St Louis Cardinals v Chicago Cubs Photo by Nuccio DiNuzzo/Getty Images

As far as whether or not the Red Sox should be interested, we’ll start with the negatives. For one thing, 2020 will be his age-34 season. He’s been remarkably sturdy and consistent over his career, which we’ll get to in a bit, but he’s getting to the end of his career, a fact that started showing up in some of his numbers last year. For one thing, he walked just about 11 percent of his opponents, the second highest rate of his career.

It’s not really that he missed the zone a lot — that’s always been how he pitches — or that he didn’t get chases — his O_Swing rate per Baseball Prospectus is consistent with his career norms. Instead, it’s that opponents made contact when they chased. He couldn’t get the whiffs on these pitches, which is a big part of his game. Among 267 pitchers with at least 1000 pitches in 2019, Cishek’s O_Swing rate was 24th highest.

As a result he also saw the second lowest strikeout rate of his career as well as the second time in his career he finished with a worse-than-average park-adjusted FIP. This could just be a blip on the radar and he’ll get back to normal in 2020, or it could be a sign of aging-related decline in skill. His slider specifically comes to mind here, as it induced whiffs less than 30 percent of the time for the first time since 2012, per Baseball Savant. It’s also worth noting his home run rate was much higher than normal, though given what happened around the league that’s not a surprise.

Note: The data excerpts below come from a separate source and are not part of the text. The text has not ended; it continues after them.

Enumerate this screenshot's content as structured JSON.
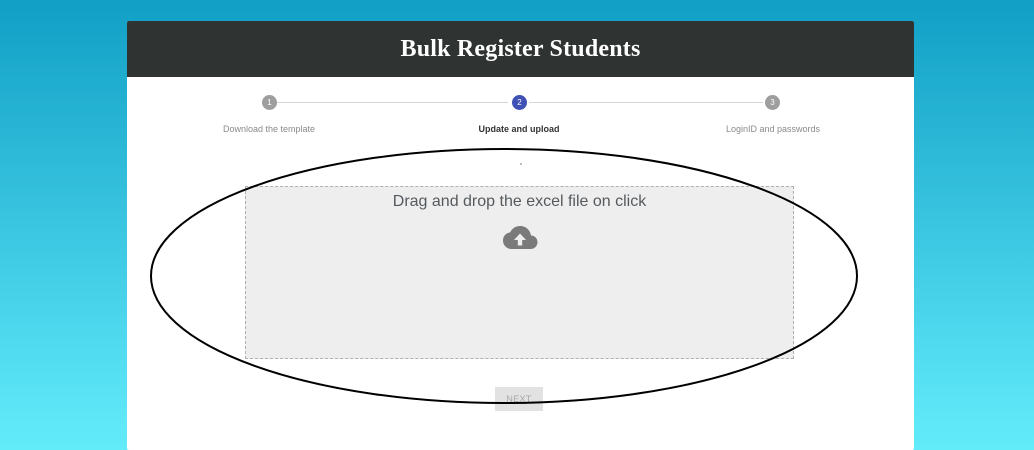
{
  "header": {
    "title": "Bulk Register Students"
  },
  "stepper": {
    "steps": [
      {
        "number": "1",
        "label": "Download the template",
        "state": "inactive"
      },
      {
        "number": "2",
        "label": "Update and upload",
        "state": "active"
      },
      {
        "number": "3",
        "label": "LoginID and passwords",
        "state": "inactive"
      }
    ]
  },
  "upload": {
    "prompt": "Drag and drop the excel file on click",
    "icon": "cloud-upload-icon"
  },
  "actions": {
    "next_label": "NEXT"
  },
  "colors": {
    "header_bg": "#2f3432",
    "active_step": "#3f51b5",
    "inactive_step": "#9e9e9e",
    "dropzone_bg": "#eeeeee"
  }
}
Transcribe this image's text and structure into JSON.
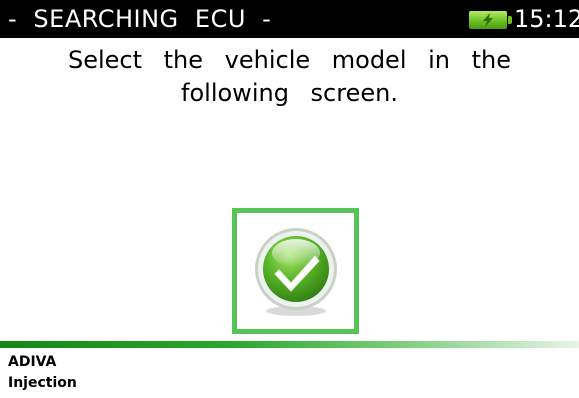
{
  "header": {
    "title": "-  SEARCHING  ECU  -",
    "time": "15:12",
    "battery_icon": "battery-charging-icon",
    "battery_color": "#6cc024"
  },
  "message": {
    "line1": "Select the vehicle model in the",
    "line2": "following screen."
  },
  "confirm": {
    "icon": "checkmark-icon",
    "accent": "#55c455"
  },
  "info": {
    "brand": "ADIVA",
    "system": "Injection"
  }
}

So that’s the case against Cishek, but a more optimistic person could look at his numbers and say he could be a steal. Even with the peripherals taking a downward turn in 2019, he still ended the season with a park-adjusted ERA that was 33 percent better than league-average. Some of that was probably luck, but some was also because he was still getting those swings on pitches out of the zone, and the extra contact was almost certainly mostly weak. That leads to better results on balls in play.

A more optimistic person could also look at his career and just marvel at the consistency. He’s never had a park-adjusted ERA that was worse than average, and he’s usually been significantly better than average. We know ERA isn’t the best way to judge relievers, but this is pretty remarkable for a guy who has thrown at least 40 innings in nine consecutive seasons and at least 50 in eight of them. He has also finished with a FIP- of 85 or better (i.e., he was at least 15 percent better than league-average by this measure) in seven of those nine years. There’s also the durability inherent in those innings totals, though that could by spun as a negative by a pessimist who points at the mileage on the arm.

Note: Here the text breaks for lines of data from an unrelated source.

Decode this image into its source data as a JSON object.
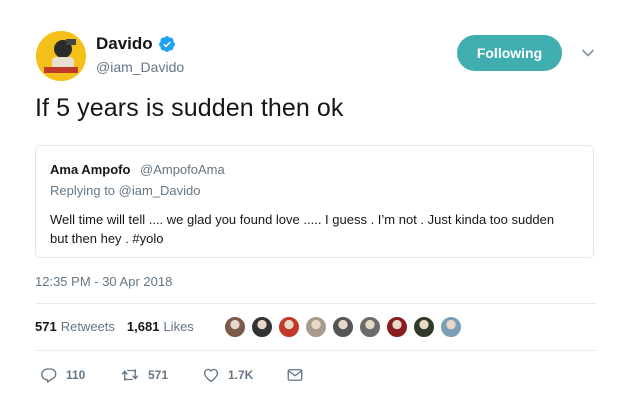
{
  "author": {
    "name": "Davido",
    "handle": "@iam_Davido",
    "verified": true,
    "avatar_icon": "davido-avatar"
  },
  "follow_button": {
    "label": "Following",
    "color": "#40aeb0"
  },
  "tweet": {
    "text": "If 5 years is sudden then ok",
    "timestamp": "12:35 PM - 30 Apr 2018"
  },
  "quoted_tweet": {
    "author_name": "Ama Ampofo",
    "author_handle": "@AmpofoAma",
    "replying_to": "Replying to @iam_Davido",
    "text": "Well time will tell .... we glad you found love ..... I guess . I’m not . Just kinda too sudden but then hey . #yolo"
  },
  "stats": {
    "retweets_count": "571",
    "retweets_label": "Retweets",
    "likes_count": "1,681",
    "likes_label": "Likes"
  },
  "likers": [
    {
      "name": "liker-avatar-1",
      "color": "#7a5a4a"
    },
    {
      "name": "liker-avatar-2",
      "color": "#333333"
    },
    {
      "name": "liker-avatar-3",
      "color": "#c0392b"
    },
    {
      "name": "liker-avatar-4",
      "color": "#a89a8c"
    },
    {
      "name": "liker-avatar-5",
      "color": "#555555"
    },
    {
      "name": "liker-avatar-6",
      "color": "#6b6b6b"
    },
    {
      "name": "liker-avatar-7",
      "color": "#8a1e1e"
    },
    {
      "name": "liker-avatar-8",
      "color": "#2f3a2a"
    },
    {
      "name": "liker-avatar-9",
      "color": "#7b9fb8"
    }
  ],
  "actions": {
    "reply_count": "110",
    "retweet_count": "571",
    "like_count": "1.7K"
  }
}
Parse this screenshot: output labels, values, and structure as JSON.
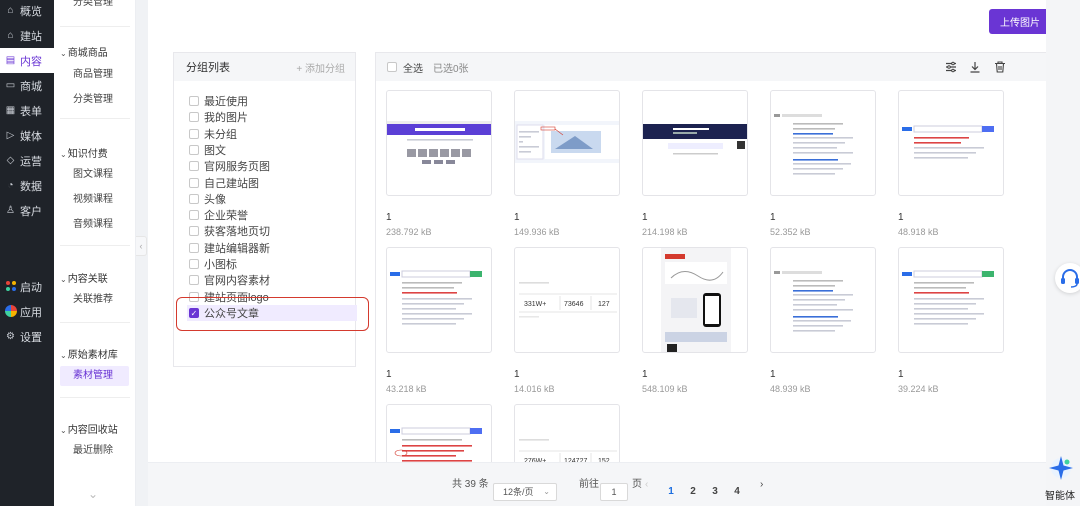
{
  "nav": {
    "items": [
      {
        "icon": "dashboard-icon",
        "glyph": "⌂",
        "label": "概览"
      },
      {
        "icon": "home-icon",
        "glyph": "⌂",
        "label": "建站"
      },
      {
        "icon": "document-icon",
        "glyph": "▤",
        "label": "内容"
      },
      {
        "icon": "shop-icon",
        "glyph": "▭",
        "label": "商城"
      },
      {
        "icon": "form-icon",
        "glyph": "▦",
        "label": "表单"
      },
      {
        "icon": "media-icon",
        "glyph": "▷",
        "label": "媒体"
      },
      {
        "icon": "tag-icon",
        "glyph": "◇",
        "label": "运营"
      },
      {
        "icon": "data-icon",
        "glyph": "◔",
        "label": "数据"
      },
      {
        "icon": "user-icon",
        "glyph": "♙",
        "label": "客户"
      }
    ],
    "bottom": [
      {
        "icon": "launch-icon",
        "label": "启动"
      },
      {
        "icon": "apps-icon",
        "label": "应用"
      },
      {
        "icon": "settings-icon",
        "label": "设置"
      }
    ]
  },
  "subnav": {
    "cut_top_item": "分类管理",
    "groups": [
      {
        "title": "商城商品",
        "items": [
          "商品管理",
          "分类管理"
        ]
      },
      {
        "title": "知识付费",
        "items": [
          "图文课程",
          "视频课程",
          "音频课程"
        ]
      },
      {
        "title": "内容关联",
        "items": [
          "关联推荐"
        ]
      },
      {
        "title": "原始素材库",
        "items": [
          "素材管理"
        ]
      },
      {
        "title": "内容回收站",
        "items": [
          "最近删除"
        ]
      }
    ]
  },
  "upload_button": "上传图片",
  "group_panel": {
    "title": "分组列表",
    "add_label": "+ 添加分组",
    "items": [
      "最近使用",
      "我的图片",
      "未分组",
      "图文",
      "官网服务页图",
      "自己建站图",
      "头像",
      "企业荣誉",
      "获客落地页切",
      "建站编辑器新",
      "小图标",
      "官网内容素材",
      "建站页面logo",
      "公众号文章"
    ],
    "selected": "公众号文章"
  },
  "toolbar": {
    "select_all": "全选",
    "selected_count": "已选0张"
  },
  "images": [
    {
      "name": "1",
      "size": "238.792 kB",
      "thumb": "site-purple"
    },
    {
      "name": "1",
      "size": "149.936 kB",
      "thumb": "site-blue"
    },
    {
      "name": "1",
      "size": "214.198 kB",
      "thumb": "site-dark"
    },
    {
      "name": "1",
      "size": "52.352 kB",
      "thumb": "search"
    },
    {
      "name": "1",
      "size": "48.918 kB",
      "thumb": "baidu"
    },
    {
      "name": "1",
      "size": "43.218 kB",
      "thumb": "baidu-green"
    },
    {
      "name": "1",
      "size": "14.016 kB",
      "thumb": "stats",
      "stats": [
        "331W+",
        "73646",
        "127"
      ]
    },
    {
      "name": "1",
      "size": "548.109 kB",
      "thumb": "poster"
    },
    {
      "name": "1",
      "size": "48.939 kB",
      "thumb": "search"
    },
    {
      "name": "1",
      "size": "39.224 kB",
      "thumb": "baidu-green2"
    },
    {
      "name": "",
      "size": "",
      "thumb": "baidu-red"
    },
    {
      "name": "",
      "size": "",
      "thumb": "stats",
      "stats": [
        "276W+",
        "124727",
        "152"
      ]
    }
  ],
  "pager": {
    "total": "共 39 条",
    "page_size": "12条/页",
    "goto_prefix": "前往",
    "goto_value": "1",
    "goto_suffix": "页",
    "pages": [
      "1",
      "2",
      "3",
      "4"
    ],
    "current": "1"
  },
  "agent_label": "智能体",
  "colors": {
    "accent": "#6a35d4",
    "highlight": "#d43a2e",
    "link": "#1d6fe0"
  }
}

There’s also the fact that Cishek has generally been effective against both righties and lefties. This is always important, but it’s going to be even more valuable this coming season with the new three-batter rule expected to be implemented. Over his career, lefties have a wOBA of .302 compared to a .245 mark for righties. He’s faced over 1000 of each.

Then, there’s the price, which is ultimately the most important factor for all Red Sox decisions this winter. Gammons points out in that tweet above that Cishek made $7.1 million in 2019, though I’m not sure how relevant that is this year. Looking at the list of relievers who have signed so far this winter, I would probably say Cishek’s best comps are guys like Joe Smith and Sergio Romo, who signed deals with average annual values of $4 million and $5 million, respectively. Maybe you can make the case for him being closer to Chris Martin, but even that is a hardly intimidating contract.

I am of the opinion that the Red Sox should sign another reliever from the right side who can be mixed with Matt Barnes and Brandon Workman in the late innings, and preferably a veteran with some stability. Sergio Romo was my top choice, but Cishek is a nice alternative. He’s not at the top of my list, and I suspect he’s not at the top of Boston’s either. But he wants to be here, he fits a need and he won’t cost too much. That all adds up to me.